KTO Aims for 10% Market Share in Brazil’s Licensed Betting Market

In an interview, KTO’s founder and CEO, Andreas Bardun, stated the company’s ambition to capture a 10% share of Brazil’s licensed betting market. He expressed confidence that the group’s hard work and localized strategy will pay off.

KTO has been operating in Brazil since 2019, initially launching in a single state. Prolific expansion and various regional and national sports sponsorships have helped the company establish itself in the market.

“I believe that any company should aim to have at least 10% market share in Brazil in the long term, and we intend to be market leaders,” Bardun explained. “To be considered one of the main brands, I think you need to have at least 10%.”

“We know we are probably far from that at the moment, but if we consider what we have done in Brazil proportionally, since we came from very humble origins with very small investments in the company and are able to compete with the big players, we are very confident that we can achieve it.”

KTO submitted its betting license application in July, within the initial 90-day priority window that closed on August 20th. This means KTO will be among the first to have its license approved and issued by the expected date of January 1, 2025.

Brazil is expected to be an extremely competitive market, with giants like Betano, Bet365, and Betfair joining KTO on the list of companies that have applied for a betting license.

A study from March estimated that sports betting turnover could reach $34 billion by 2028, with a potential gross domestic profit of $2.8 billion.

KTO Exits Peru and Chile to Focus on Brazil

In July, a survey on brand recognition and market share among betting brands in Brazil positioned KTO as the third most well-known and trusted brand for 9.1% of readers who responded to the survey.

The survey analyzed operators’ social media followers, website traffic, and keyword relevance on Google to determine its results. The data did not take into account real account users and active players of the brands surveyed.

KTO was only slightly behind Betfair (9.5%) and Betano (9.4%) in the survey.

To reaffirm its focus on Brazil before the launch of its licensed betting operations, KTO withdrew from Chile and Peru earlier this year, although Bardun said he might reconsider launching a regionally licensed product in Peru in 2025.

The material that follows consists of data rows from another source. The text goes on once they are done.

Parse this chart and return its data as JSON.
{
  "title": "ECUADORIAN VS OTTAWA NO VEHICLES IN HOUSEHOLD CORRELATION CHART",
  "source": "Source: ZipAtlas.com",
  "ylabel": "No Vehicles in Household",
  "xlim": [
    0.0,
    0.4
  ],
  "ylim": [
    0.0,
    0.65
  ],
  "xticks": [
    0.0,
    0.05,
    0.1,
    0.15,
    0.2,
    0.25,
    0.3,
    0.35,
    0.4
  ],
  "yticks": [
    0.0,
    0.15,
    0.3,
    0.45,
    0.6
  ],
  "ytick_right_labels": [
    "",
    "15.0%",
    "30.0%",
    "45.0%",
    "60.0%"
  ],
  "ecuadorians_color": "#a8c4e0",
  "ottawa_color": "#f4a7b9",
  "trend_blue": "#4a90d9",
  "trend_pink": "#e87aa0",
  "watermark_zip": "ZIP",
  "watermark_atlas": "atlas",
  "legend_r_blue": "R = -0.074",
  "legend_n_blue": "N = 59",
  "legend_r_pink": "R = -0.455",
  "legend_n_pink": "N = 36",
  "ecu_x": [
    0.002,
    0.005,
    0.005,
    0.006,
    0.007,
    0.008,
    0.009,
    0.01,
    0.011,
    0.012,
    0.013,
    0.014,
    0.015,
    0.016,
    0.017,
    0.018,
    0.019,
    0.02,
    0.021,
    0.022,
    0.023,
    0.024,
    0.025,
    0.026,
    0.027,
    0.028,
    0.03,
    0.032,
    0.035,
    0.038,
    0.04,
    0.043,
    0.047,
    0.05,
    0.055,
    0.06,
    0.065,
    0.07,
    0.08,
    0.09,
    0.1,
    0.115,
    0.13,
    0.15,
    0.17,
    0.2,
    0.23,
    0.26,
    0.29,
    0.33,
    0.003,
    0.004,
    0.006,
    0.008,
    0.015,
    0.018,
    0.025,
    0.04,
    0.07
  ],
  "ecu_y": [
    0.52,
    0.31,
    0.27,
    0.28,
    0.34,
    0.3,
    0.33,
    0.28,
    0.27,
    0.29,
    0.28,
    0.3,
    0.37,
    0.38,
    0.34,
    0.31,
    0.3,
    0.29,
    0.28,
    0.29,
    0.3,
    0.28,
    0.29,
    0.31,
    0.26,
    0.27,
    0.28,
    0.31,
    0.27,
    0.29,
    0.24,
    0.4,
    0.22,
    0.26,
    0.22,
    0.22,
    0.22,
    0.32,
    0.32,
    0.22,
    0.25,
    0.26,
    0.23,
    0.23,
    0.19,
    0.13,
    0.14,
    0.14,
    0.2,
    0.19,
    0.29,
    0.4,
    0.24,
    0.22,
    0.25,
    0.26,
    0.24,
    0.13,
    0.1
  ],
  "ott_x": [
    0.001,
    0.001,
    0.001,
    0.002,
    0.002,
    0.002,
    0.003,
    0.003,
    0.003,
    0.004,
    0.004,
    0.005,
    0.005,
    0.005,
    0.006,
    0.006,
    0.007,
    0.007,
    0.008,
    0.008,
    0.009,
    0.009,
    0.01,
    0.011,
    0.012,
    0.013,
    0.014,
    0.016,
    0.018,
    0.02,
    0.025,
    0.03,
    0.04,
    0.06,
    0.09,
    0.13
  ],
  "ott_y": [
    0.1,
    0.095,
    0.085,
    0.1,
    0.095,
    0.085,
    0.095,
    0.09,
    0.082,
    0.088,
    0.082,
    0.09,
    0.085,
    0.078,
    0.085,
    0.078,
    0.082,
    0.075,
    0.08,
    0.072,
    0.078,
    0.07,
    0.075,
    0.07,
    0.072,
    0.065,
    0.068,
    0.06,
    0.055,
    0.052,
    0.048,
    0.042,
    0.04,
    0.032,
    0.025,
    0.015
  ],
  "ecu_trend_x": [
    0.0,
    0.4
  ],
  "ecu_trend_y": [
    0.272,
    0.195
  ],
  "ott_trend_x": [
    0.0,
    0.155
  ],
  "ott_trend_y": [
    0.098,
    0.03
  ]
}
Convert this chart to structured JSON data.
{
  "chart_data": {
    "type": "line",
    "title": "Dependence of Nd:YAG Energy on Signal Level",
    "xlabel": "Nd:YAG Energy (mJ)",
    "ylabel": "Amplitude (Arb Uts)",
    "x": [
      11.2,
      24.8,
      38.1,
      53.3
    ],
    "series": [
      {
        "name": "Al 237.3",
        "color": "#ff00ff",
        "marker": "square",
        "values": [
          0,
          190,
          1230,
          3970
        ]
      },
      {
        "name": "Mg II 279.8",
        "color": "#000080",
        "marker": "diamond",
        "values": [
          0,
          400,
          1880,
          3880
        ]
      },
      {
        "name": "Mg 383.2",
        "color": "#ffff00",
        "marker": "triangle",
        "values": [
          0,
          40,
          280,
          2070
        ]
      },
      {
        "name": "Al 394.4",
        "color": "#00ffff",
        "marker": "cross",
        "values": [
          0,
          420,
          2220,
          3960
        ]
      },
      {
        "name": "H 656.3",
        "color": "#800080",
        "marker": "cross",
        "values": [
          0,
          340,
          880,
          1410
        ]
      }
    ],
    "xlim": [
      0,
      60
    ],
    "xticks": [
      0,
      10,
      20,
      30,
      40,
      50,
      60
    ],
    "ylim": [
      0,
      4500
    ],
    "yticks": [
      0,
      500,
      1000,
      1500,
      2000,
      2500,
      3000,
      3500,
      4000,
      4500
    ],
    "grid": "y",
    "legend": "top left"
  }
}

Bardun believes that the progress the company has made in Brazil already puts KTO in a good position to move forward, especially with the recent growth of online casinos.

“[iGaming] is growing, and I think it will continue to grow because the Brazilian market is still taking its first steps at the moment,” Bardun stated.

“The market is still learning about betting, and we can see the growth of online casinos in the last two years. Betting is now turning more to the casino, so I think there is much more room to grow and mature.”

Hard Work Pays Off in Brazil

Bardun believes that the company’s humble origins and clear localization strategy mean that it is well-positioned to gain market share.

“What I am most proud of is that we are surpassing everyone with our work,” Bardun said about the group’s determination.

“It’s a matter of surpassing everyone with work because if you can’t spend more than them, you need to be smarter and work better. And I think we have been able to do that so far.”

Delays to Regulation Could Hinder Larger Operators?

Brazil’s journey towards a legal market has certainly not been simple, and the final regulations were published just three weeks before the August 20th deadline for priority applications.

In Bardun’s opinion, the 90-day window was not sufficient and should have been “at least 180 days” and preferably six months.

Earlier this year, more than 130 companies expressed interest in the market. However, with only a few hours left before the deadline, it seems unlikely that this number will be reached. The latest government data showed that fewer than 100 applications had been submitted so far.

“There is a huge list of things that need to be done before January 1,” Bardun stated. “And we are lucky because we are only operating in Brazil at the moment, so we can put all our resources into it, but I can imagine the complications for large organizations that have huge roadmaps planned in advance.”